MARIA: Não entendi...
TIA: Roberto Carlos, por exemplo, ele mesmo declara que tem TOC. Ele só fala palavras positivas. Nessa música que ele tá cantando agora, por exemplo, a letra diz “se o bem e o mal existem, você pode escolher”, mas ele canta “se o bem e o bem existem”. Quer ver: espera!
MÃE: Tem gente que tem TOC de várias coisas. Eu mesma tenho uma prima que tinha TOC de só dormir logo depois de tomar banho. Isso não era nada até ela viajar para o sertão e só ter (pouca) água na casa durante o dia, aí ela passou vários dias sem dormir, não tinha jeito, coitada.
TIA: Teve uma atriz famosa na época da gente que disse ter TOC de ligar e desligar a luz um certo número de vezes, senão não conseguia sair de casa. Eu mesma já tive uma época um TOC parecido com Roberto Carlos. Só queria ver o lado bom das coisas. Acreditava na “lei da atração”, e aí toda vez que vinha um pensamento negativo de desconfiança, eu afastava pensando positivo. Resultado: ao contrário de Roberto Carlos, eu me ferrei, me lasquei, “tomei na tampa”, me arrombei, de diversos lados e maneiras possíveis, justamente nessa época de “pensamento positivo”. Parece que os urubus adivinham: ali tem um besta que pensa que vai dar certo. E o mundo tem sempre os dois lados, como já me lembrava a atriz Cristiane Cândido: “Não podemos divinizar nada nem ninguém”.
Saudade do TOC. Se eu conseguisse ver novamente tudo pelo lado positivo, eu só iria ver, por exemplo, que a cantora baiana que rodou a baiana no palco só falou uma coisa engraçada, ao chamar a atenção do “papai”, seu marido, que conversava com outra mulher enquanto ela apresentava seu show. Se eu tivesse TOC, eu não escutaria a parte que ela dizia: “vou passar a porra nela”, seja de forma raivosa, seja jocosa, de qualquer forma legitimando o enraizado ciúmes. Eu nem veria ciúmes, aliás, nem lembraria que o ciúmes foi introduzido na humanidade somente há poucos milênios, quando os homens militares escravizaram as mulheres livres dos povos primitivos vencidos nas guerras e disseram que elas seriam sua propriedade. De tanto repetir essa história, um virou dono do outro (aliás, a mulher geralmente continua coisa a servir o homem), e a violência pelo ciúmes uma regra tão banal que, se inexistir em um relacionamento a dois, parece que os conviventes são “de alma livre” e, o pior, ser de alma livre é algo tão difícil que se torna esquisito. O normal é mentir fidelidade ou reprimir desejo. O normal é dizer que vai dar tapa se alguém tentar se meter com sua propriedade. O normal é pegar o telefone e marcar por mensagem – seguidamente deletada – um encontro escondido.
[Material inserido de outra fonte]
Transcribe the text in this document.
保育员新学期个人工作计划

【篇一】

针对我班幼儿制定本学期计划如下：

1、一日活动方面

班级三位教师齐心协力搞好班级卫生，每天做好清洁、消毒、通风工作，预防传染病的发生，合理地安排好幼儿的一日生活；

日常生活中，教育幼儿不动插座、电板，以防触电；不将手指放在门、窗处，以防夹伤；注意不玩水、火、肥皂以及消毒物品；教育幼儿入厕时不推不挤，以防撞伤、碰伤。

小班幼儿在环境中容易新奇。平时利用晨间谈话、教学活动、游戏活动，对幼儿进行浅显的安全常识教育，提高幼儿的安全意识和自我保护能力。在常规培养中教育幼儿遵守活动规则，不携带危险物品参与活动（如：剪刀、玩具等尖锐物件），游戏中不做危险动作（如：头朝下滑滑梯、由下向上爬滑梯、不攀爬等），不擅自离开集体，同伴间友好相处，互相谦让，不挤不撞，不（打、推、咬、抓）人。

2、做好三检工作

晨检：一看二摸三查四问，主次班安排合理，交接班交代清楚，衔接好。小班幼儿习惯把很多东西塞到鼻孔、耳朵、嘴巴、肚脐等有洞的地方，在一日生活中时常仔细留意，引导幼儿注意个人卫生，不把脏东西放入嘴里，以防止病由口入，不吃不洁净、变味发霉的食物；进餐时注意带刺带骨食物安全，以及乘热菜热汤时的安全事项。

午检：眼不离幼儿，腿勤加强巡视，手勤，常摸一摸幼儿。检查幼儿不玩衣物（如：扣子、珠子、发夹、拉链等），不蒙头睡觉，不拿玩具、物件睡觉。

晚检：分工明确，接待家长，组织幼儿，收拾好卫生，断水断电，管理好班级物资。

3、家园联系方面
Se eu conseguisse ver novamente tudo pelo lado positivo, eu só iria ver que o Juiz Moro está quebrando um esquema de corrupção. Só veria que advogados bem intencionados defendem a valorização da verdade gratuita, e talvez veria alguns juízes defendendo que os fins justificam os meios (já que essa ideia utilitarista introjetada por Maquiavel tem tanto eco que parece até ser positiva). Veria, de um lado ou do outro, somente pessoas que querem acabar com a corrupção no Brasil. Só que como não tenho TOC (não esse), vejo que, como os dois lados não se entendem, para cada condenação mínima de um corrupto (seja político ou empresário) existem no mínimo 1.234.567 páginas de teses para defendê-lo ou anular o procedimento. Para cada mês de condenação, existem anos e anos de perdão. As trocas no Brasil são primitivas: toma-lá-dá-cá. E isso é positivo-negativo-negativo-negativo. Depois de na ditadura militar no Brasil termos criado a “tortura à brasileira”, agora nos eternizaremos como o país da “ética da mentira”. Investigar como os alemães fizeram para apurar os crimes cometidos na Segunda Guerra Mundial, nem pensar. O que os ditadores brasileiros ganhariam? Nada! Então deixa pra lá, não sabemos investigar mesmo! Anistia e perdão para os torturadores e corruptos! E só são condenados se eles quiserem, nos termos deles! Se eu tivesse TOC, continuaria a cantar: salve, salve, pátria amada.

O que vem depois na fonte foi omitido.